In what follows, we will show that every point on N lies on or above a line making up D. If that holds, it follows that N in its entirety lies on or above D:

The first diagram segment of N, from (0,0) to P(\gamma_0 \cup \zeta_0), is easy: it corresponds to L_G itself, which has feerate (slope) \geq f. All of these points lie on or above the first line of D, from P(\gamma_0) (= (0,0)) to P(\gamma_1), which has feerate (slope) f.
For all other diagram segments of N, we will compare line segments with those in D with the same j = 0 \ldots n-1. In other words, we want to show that the line segment from P(\gamma_j \cup \zeta_j) to P(\gamma_{j+1} \cup \zeta_{j+1}) lies on or above the line through P(\gamma_j) and P(\gamma_{j+1}).
- P(\gamma_j \cup \zeta_j) lies on or above the line through P(\gamma_j) and P(\gamma_{j+1}) iff R(\zeta_j) \geq R(c_{j+1}). This follows from R(\zeta_j) \geq f and R(c_{j+1}) \leq f.
- P(\gamma_{j+1} \cup \zeta_{j+1}) lies on or above the line through P(\gamma_j) and P(\gamma_{j+1}) iff R(c_{j+1} \cup \zeta_{j+1}) \geq R(c_{j+1}). This follows from the f relations too, except for j=n-1, but there the endpoints of the two graphs just coincide.
- All points between P(\gamma_j \cup \zeta_j) and P(\gamma_{j+1} \cup \zeta_{j+1}) lie on or above the line through P(\gamma_j) and P(\gamma_{j+1}), given that the endpoints of the segment do.

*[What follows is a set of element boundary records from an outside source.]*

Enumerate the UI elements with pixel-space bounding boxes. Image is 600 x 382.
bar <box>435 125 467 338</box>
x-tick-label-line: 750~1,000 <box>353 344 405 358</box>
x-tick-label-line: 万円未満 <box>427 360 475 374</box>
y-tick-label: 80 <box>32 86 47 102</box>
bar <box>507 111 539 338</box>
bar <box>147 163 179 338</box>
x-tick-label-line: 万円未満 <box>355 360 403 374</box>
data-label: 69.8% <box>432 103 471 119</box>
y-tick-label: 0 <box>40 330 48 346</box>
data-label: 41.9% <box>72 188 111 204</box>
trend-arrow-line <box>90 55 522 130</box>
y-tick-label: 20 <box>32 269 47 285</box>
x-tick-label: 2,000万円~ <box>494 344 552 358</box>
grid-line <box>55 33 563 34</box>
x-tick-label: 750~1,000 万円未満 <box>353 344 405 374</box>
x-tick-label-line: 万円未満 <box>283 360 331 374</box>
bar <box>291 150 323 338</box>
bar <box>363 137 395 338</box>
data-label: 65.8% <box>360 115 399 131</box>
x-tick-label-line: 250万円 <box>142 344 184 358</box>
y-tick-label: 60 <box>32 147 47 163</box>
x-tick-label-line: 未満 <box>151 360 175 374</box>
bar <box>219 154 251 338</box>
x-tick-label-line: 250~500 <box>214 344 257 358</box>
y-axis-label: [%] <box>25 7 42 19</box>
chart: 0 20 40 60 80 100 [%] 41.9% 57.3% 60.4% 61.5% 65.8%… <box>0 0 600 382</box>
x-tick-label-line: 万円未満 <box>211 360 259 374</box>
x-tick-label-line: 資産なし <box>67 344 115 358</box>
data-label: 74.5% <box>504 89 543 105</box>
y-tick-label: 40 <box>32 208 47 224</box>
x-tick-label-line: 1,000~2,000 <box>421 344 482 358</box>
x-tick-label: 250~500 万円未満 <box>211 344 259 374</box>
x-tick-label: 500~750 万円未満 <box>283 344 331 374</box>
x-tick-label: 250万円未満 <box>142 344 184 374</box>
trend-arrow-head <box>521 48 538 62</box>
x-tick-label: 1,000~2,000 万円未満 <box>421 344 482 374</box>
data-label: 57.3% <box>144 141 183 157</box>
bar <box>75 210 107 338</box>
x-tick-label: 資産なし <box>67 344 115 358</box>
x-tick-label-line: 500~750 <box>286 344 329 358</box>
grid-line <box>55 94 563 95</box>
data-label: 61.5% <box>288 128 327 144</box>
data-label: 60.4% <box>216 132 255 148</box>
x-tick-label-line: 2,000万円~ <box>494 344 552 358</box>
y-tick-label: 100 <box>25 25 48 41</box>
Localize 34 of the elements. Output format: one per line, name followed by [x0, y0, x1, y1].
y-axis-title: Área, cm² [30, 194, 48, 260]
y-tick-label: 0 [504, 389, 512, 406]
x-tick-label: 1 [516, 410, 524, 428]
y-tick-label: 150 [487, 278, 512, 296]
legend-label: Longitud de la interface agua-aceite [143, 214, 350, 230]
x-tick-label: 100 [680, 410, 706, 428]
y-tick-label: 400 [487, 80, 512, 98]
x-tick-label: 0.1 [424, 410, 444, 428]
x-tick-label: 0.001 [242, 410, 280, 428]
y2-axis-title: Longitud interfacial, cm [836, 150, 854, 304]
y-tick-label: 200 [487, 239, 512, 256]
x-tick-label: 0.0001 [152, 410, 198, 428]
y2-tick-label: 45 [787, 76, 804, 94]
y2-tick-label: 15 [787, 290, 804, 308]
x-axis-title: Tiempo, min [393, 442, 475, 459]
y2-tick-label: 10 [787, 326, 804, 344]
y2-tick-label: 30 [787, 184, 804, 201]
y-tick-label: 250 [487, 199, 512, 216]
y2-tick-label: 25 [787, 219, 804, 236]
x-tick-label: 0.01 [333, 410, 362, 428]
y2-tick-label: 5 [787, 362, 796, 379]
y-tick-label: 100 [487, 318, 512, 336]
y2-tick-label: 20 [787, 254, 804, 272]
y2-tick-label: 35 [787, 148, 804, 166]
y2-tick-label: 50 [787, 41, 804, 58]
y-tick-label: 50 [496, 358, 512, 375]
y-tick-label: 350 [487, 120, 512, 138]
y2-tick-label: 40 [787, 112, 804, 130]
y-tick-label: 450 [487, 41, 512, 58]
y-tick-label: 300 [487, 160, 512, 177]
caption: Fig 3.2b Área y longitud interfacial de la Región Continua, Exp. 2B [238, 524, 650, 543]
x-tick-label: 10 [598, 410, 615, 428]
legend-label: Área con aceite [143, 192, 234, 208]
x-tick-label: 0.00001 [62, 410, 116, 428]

Thus, all points on an underestimate of the diagram of L_G + L_B lie on or above the diagram of L, and we conclude that L_G + L_B is a better or equal linearization than L.

Generalization

It is easy to relax the requirement that L_G forms a single chunk. We can instead require that only the lowest chunk feerate of L_G is \geq f. This would add additional points to N corresponding to the chunks of L_G, but they would all lie above the existing first line segment of N, which cannot break the property that N lies on or above D.